Scope and arrangement
The Walter Terry papers, Additions date from 1909 to 1981 (bulk 1936-1978) and contain manuscripts, correspondence, ephemera, photographs, accolades, and research materials related to Terry's work as a dance writer and critic and to his activities with various dance organizations.
The collection is arranged in the following three groupings: Correspondence, Ephemera, and Research Material; Manuscripts; and Degrees, Accolades, and Photographs.
Correspondence consists mainly of letters to Terry and advance book proofs, though some copies of outgoing letters are also present. Subjects of the correspondence include Terry's reviews, requests for promotional comments and quotes, and news about dancers and their work. Terry's correspondents are dancers, educators, book editors, and other colleagues, including Little, Brown and Company Publishers; Lincoln Kirstein; Doris Humphrey; Reginald and Gladys Laubin; and Miriam Winslow. Of note is an annotated photocopy of the advance proof of Bronislava Nijinska: Early Memoirs translated and edited by Irina Nijinska and Jean Rawlinson with inserted editorial pages. The proof includes a note and brief description of the book project from Donald Hutter, executive editor of Holt, Rinehart, and Winston Publishers.
Ephemera and research materials include programs, promotional material, drawings, clippings, reports, and notes. Subjects of these materials include the Ballet Russe de Monte Carlo, New York City Ballet, Netherlands Dance Theater, Martha Graham Dance Company, Ballet Rambert, the Royal Ballet, Antonio and the Ballets de Madrid, Ballet Folklórico de México, Bayanihan Philippine Dance Company, Spoleto Festival U.S.A., American Dance Festival, American Ballet Theatre (known as Ballet Theatre until 1957), Isadora Duncan, and dance education. Terry retained copies of line drawings of artists and athletes by Daerick Gross, caricatures of dancers by Alex Gard, copies of the periodicals Focus on Dance and Dance Perspectives, informational ephemera from an Arts in the Church Conference at Duke University, an artists-in-schools dance program narrative report, and a photocopy of The Choreographic Works of Jose Limón (1957) by Juliette Waung. Of note is a program, the Golden Book of Ruth St. Denis and Ted Shawn, commemorating fifty years of Denishawn signed by St. Denis and Shawn to Terry.
Promotional material for Terry's work is also present. The earliest materials in the collection consist of a small amount of publicity material for Adeline Genée, dating from 1909 to the 1910s.

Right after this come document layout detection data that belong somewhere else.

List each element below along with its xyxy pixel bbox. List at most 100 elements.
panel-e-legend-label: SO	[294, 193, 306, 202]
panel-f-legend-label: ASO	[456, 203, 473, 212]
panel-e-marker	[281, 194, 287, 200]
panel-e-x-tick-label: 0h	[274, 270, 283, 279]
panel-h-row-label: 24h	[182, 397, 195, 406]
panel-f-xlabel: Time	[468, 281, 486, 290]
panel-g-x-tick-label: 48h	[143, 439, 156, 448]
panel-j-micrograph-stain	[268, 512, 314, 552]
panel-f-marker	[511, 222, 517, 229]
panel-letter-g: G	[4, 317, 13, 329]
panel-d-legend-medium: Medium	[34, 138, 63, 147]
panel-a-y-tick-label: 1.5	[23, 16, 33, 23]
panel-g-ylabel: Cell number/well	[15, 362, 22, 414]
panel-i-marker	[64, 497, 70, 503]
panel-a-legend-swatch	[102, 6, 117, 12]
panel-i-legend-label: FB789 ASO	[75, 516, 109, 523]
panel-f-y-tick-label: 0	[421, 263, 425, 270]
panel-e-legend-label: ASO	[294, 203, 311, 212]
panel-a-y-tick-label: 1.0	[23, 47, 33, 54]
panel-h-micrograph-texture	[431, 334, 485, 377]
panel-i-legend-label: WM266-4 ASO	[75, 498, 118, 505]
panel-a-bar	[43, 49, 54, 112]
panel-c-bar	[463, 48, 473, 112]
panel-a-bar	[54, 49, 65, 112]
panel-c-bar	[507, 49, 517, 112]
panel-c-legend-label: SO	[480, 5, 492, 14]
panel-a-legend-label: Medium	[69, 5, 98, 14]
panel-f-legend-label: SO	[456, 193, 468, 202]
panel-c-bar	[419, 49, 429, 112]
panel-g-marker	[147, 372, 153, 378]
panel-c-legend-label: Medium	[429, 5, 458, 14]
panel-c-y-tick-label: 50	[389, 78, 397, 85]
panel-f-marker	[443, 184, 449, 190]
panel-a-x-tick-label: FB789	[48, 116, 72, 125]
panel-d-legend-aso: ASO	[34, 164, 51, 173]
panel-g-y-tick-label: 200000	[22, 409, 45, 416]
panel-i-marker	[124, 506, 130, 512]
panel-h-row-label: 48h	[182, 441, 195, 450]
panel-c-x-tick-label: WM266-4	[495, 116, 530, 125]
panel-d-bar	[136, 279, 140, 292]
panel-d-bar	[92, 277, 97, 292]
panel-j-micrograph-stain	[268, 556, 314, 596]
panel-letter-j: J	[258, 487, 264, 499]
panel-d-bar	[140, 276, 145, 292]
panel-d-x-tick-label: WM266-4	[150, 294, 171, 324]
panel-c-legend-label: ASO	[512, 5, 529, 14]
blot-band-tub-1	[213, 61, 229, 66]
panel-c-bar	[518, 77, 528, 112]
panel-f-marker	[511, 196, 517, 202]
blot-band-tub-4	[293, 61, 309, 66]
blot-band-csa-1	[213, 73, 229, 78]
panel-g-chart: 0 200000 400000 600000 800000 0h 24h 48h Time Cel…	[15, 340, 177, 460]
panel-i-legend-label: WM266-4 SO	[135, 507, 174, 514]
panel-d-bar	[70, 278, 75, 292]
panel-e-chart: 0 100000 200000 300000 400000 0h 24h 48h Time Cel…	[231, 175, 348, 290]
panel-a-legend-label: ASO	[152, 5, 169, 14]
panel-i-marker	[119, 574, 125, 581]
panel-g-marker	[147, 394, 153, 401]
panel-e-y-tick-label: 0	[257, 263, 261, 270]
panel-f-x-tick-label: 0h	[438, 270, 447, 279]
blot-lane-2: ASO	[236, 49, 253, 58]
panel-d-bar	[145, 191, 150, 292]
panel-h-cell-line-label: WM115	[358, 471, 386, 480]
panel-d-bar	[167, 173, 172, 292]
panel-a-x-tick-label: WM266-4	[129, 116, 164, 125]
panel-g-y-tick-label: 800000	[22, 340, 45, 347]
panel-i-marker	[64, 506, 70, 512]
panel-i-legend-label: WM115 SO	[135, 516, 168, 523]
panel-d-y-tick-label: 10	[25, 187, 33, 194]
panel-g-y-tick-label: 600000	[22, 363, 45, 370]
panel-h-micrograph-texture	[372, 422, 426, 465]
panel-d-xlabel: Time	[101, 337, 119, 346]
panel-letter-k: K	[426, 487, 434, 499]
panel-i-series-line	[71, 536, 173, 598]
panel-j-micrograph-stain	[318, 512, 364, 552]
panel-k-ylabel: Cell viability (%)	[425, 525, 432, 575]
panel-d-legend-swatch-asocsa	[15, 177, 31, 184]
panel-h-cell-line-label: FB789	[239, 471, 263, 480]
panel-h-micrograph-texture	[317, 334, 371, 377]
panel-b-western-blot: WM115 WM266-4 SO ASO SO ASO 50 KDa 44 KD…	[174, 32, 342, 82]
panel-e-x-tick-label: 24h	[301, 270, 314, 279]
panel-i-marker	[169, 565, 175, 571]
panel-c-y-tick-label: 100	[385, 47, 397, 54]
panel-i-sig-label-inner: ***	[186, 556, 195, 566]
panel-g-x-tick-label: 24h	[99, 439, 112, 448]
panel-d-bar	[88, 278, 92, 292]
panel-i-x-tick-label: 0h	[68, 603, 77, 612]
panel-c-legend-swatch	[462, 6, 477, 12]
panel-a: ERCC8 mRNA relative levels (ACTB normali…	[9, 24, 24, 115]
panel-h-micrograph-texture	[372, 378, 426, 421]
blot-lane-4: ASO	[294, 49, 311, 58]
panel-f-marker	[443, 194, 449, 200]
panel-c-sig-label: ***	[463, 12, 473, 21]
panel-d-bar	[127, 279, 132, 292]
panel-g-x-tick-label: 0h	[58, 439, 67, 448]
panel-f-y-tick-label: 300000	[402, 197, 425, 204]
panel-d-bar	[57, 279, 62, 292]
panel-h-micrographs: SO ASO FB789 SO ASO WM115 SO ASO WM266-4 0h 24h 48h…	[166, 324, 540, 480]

The collection contains responses to surveys conducted by Terry regarding dance education in American schools. Terry conducted surveys of colleges and universities in 1940 and 1947, and a survey of public elementary and secondary schools in 1951. The collection also includes some correspondence and other documents regarding Terry's work as dance editor for the Encyclopaedia Britannica.
Manuscripts consist of typescripts and a dummy book of Terry's articles and books. Articles from the New York Herald Tribune, the Boston Herald, and other periodicals are present, as are some unpublished articles. Book manuscripts are The Ballet Companion; Be Jubilant, My Feet! (written in the 1940s); Great Male Dancers of the Ballet; Invitation to Dance; Isadora Duncan: Her Life, Her Art, Her Legacy; and Star Performance: The Story of the World's Great Ballerinas. The collection features an annotated 1980 dummy book of Alicia and Her Ballet Nacional de Cuba. Some of the manuscripts are incomplete. A partial manuscript of Kirsten Ralov's The Bournonville School, for which Terry did some editing and wrote an introduction, is also present.
The collection also encompasses Terry's earned and honorary degrees and accolades from universities, mayors, and the Queen of Denmark commending Terry's work teaching the history of dance and dance advocacy. There is a collage from one of Terry's World War II lecture demonstrations and photographs of dancers and Terry's house.